- Episode no.: Season 4 Episode 23
- Written by: Corey Powell; Meghan McCarthy;
- Original air date: April 26, 2014
- Running time: 22 minutes

Episode chronology
| ← Previous "Trade Ya!" | Next → "Equestria Games" |
- My Little Pony: Friendship Is Magic season 4

= Inspiration Manifestation =

"Inspiration Manifestation" is the twenty-third episode of the fourth season of the animated television series My Little Pony: Friendship Is Magic. The episode was written by Corey Powell and Meghan McCarthy. It originally aired on The Hub on April 26, 2014. In this episode, Spike finds a magical spell book that gives Rarity the power to manifest her creative visions.

== Plot ==

Rarity creates an elaborate puppet theater for the Foal and Filly Fair but faces harsh criticism from Claude, the demanding puppeteer who calls her work "awful". Devastated, Rarity retreats to her boutique and spirals into depression. Determined to help restore Rarity's creative confidence, Spike travels to the Castle of the Two Sisters with Owlowiscious to search for a magical solution.

Spike discovers a hidden chamber behind a bookshelf containing a menacing stone spell book covered in spikes, which contains the "Inspiration Manifestation" spell that "instantly brings ideas to life." He brings the book to Rarity, who casts the spell and immediately transforms her magic aura to green while gaining the power to manifest any creative thought into reality. She successfully redesigns Claude's puppet theater to his satisfaction, earning his approval and making the fair a success. Spike suggests returning the book, but Rarity convinces him to let her keep it longer.

Rarity becomes obsessed with using the spell to "beautify" all of Ponyville according to her artistic vision, working through the night to create mountains of dresses and beginning a campaign of unwanted improvements throughout town. She transforms Applejack's simple apple cart into an impractical jeweled contraption, gives Rainbow Dash a cumbersome dress that interferes with her cloud-busting work, turns Fluttershy's bird house into a mansion that confuses its occupants, and replaces a foal's birthday party entertainment with "high class" alternative that displease everyone involved.

Seeing how the ponies are displeased by Rarity's changes, Spike attempts to steal the spell book back, but Rarity catches him and he swallows it to prevent her from retrieving it, only to discover that the spell continues working without the book. Rarity plans to spread her "creative genius" across all of Equestria. Finally, Spike musters the courage to tell Rarity that her changes are awful. His honest confession breaks the spell's hold as the incantation specified that "only when true words are spoken will you be set free." Rarity gives Spike a hug after telling him that he should never be afraid to tell her the truth.

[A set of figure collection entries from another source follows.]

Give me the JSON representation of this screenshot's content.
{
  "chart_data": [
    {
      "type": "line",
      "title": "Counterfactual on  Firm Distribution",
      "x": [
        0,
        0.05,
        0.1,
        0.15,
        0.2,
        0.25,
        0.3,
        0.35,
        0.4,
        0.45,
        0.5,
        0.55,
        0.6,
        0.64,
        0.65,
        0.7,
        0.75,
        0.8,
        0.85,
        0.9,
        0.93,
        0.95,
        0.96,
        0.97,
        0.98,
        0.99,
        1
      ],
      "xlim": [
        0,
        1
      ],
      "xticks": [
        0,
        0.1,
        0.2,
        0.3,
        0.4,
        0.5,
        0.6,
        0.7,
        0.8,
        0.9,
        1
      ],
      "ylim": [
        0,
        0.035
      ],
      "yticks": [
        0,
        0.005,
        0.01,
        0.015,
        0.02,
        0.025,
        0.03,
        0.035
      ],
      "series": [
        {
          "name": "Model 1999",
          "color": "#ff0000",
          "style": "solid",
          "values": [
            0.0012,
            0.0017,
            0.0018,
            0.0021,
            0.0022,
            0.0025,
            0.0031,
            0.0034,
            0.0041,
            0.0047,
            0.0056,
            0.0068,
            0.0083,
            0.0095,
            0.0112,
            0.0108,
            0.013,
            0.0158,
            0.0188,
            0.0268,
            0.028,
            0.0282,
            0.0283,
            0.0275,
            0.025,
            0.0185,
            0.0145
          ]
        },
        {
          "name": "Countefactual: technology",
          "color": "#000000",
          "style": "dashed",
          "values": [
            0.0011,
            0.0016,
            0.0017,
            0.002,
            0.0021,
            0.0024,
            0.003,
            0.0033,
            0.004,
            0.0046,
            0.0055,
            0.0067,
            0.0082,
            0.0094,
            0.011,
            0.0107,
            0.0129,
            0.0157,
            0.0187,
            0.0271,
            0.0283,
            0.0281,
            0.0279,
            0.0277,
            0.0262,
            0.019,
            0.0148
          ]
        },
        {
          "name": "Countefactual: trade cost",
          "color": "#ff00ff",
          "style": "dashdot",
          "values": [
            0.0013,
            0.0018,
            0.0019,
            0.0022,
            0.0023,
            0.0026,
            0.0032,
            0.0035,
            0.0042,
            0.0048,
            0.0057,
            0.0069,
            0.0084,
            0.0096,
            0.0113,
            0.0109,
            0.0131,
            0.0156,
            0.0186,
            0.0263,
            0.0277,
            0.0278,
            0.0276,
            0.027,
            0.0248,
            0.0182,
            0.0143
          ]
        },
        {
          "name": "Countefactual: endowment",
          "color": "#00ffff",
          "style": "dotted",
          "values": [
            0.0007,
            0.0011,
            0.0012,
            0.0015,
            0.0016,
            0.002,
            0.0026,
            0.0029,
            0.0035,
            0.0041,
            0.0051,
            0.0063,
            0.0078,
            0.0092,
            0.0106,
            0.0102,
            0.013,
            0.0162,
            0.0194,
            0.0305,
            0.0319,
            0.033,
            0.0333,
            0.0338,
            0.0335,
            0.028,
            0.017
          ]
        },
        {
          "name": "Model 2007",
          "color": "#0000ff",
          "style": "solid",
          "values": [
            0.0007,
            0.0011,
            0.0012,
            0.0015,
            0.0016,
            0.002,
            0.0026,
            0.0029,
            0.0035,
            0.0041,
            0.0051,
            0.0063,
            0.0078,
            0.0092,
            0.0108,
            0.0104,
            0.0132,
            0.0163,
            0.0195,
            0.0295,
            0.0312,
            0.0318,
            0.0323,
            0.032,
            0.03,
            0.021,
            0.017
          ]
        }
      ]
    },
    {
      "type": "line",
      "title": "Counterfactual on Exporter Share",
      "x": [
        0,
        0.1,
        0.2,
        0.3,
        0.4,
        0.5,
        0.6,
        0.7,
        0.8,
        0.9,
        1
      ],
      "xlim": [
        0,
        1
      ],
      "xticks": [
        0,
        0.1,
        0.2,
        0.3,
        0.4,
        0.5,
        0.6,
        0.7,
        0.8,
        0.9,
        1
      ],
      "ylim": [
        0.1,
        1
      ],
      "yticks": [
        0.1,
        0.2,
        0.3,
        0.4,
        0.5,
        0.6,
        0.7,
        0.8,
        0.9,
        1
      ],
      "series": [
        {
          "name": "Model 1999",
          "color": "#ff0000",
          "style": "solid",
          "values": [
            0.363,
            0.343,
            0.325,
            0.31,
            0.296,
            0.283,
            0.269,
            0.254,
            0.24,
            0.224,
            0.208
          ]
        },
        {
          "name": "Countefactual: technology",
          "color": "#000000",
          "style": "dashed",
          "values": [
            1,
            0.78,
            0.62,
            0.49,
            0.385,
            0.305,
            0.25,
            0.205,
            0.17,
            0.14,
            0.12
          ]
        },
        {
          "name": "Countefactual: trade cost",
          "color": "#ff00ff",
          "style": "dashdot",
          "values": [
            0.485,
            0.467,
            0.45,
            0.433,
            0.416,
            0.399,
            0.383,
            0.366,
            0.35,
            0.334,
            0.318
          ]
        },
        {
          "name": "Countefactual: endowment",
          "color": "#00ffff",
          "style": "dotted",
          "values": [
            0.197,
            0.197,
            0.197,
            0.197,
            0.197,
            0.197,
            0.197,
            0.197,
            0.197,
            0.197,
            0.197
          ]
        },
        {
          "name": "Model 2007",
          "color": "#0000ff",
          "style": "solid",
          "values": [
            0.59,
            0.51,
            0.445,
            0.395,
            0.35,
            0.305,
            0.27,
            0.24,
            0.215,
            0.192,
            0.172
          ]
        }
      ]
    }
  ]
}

At the Golden Oak Library, Twilight collapses onto her bed in exhaustion, after having cleaned up Rarity's mess. She scolds Spike for taking a book from the castle without permission. Being honest, Spike tells her "You don't look so good," which angers her.

== Development ==
In June 2013, writer Meghan McCarthy tweeted: "Rarity? Check. Spike? Check. Ridiculous early '90s pop culture reference? Check. #MLPSeason4". In a live interview on "Hub Network's What's the Hubbub?" with Tara Strong, McCarthy confirmed that she was referring to a nod to the 90's sitcom Saved By the Bell.

== Reception ==
Sherilyn Connelly, the author of Ponyville Confidential, gave the episode a "D" rating and used it as an example of an episode that did not feature adventure elements as a rebuttal to the notion that "nearly all" episodes are adventure stories.

In a critical analysis of the episode, author Jen A. Blue described "Inspiration Manifestation" as "surprisingly solid for a Spike episode" that is readable in multiple ways, starting with the surface reading about Spike learning that honest criticism is an important part of friendship. Blue explored an alternative reading of Spike's behavior as enabling, comparing Rarity's attachment to the magic to drug addiction and noting that Rarity's line "I'm so excited! I'm so excited!" could reference the infamous Saved by the Bell episode about caffeine pill addiction ("Jessie's Song"). Blue offered a third reading connecting the episode to the Tree of Life and wrote that the spell represents dark magic that circumvents the proper creative process by passing "directly from spark to matter" and positioning Spike as a serpentine figure tempting a woman away from the Tree of Life. Blue concluded that Spike's role parallels the biblical serpent but ultimately serves to restore Rarity through honest criticism and wrote that perfect interpersonal harmony is neither possible nor desirable: "the Tree of Harmony needs a little Discord."

Daniel Alvarez of Unleash The Fanboy gave the episode a rating of 7.5 out of 10 and called it "a solid episode" that was "much better than the previous episode, 'Trade Ya!'" He praised Spike's role and the background music but criticized the anti-climactic ending and felt the mysterious book was left unexplained.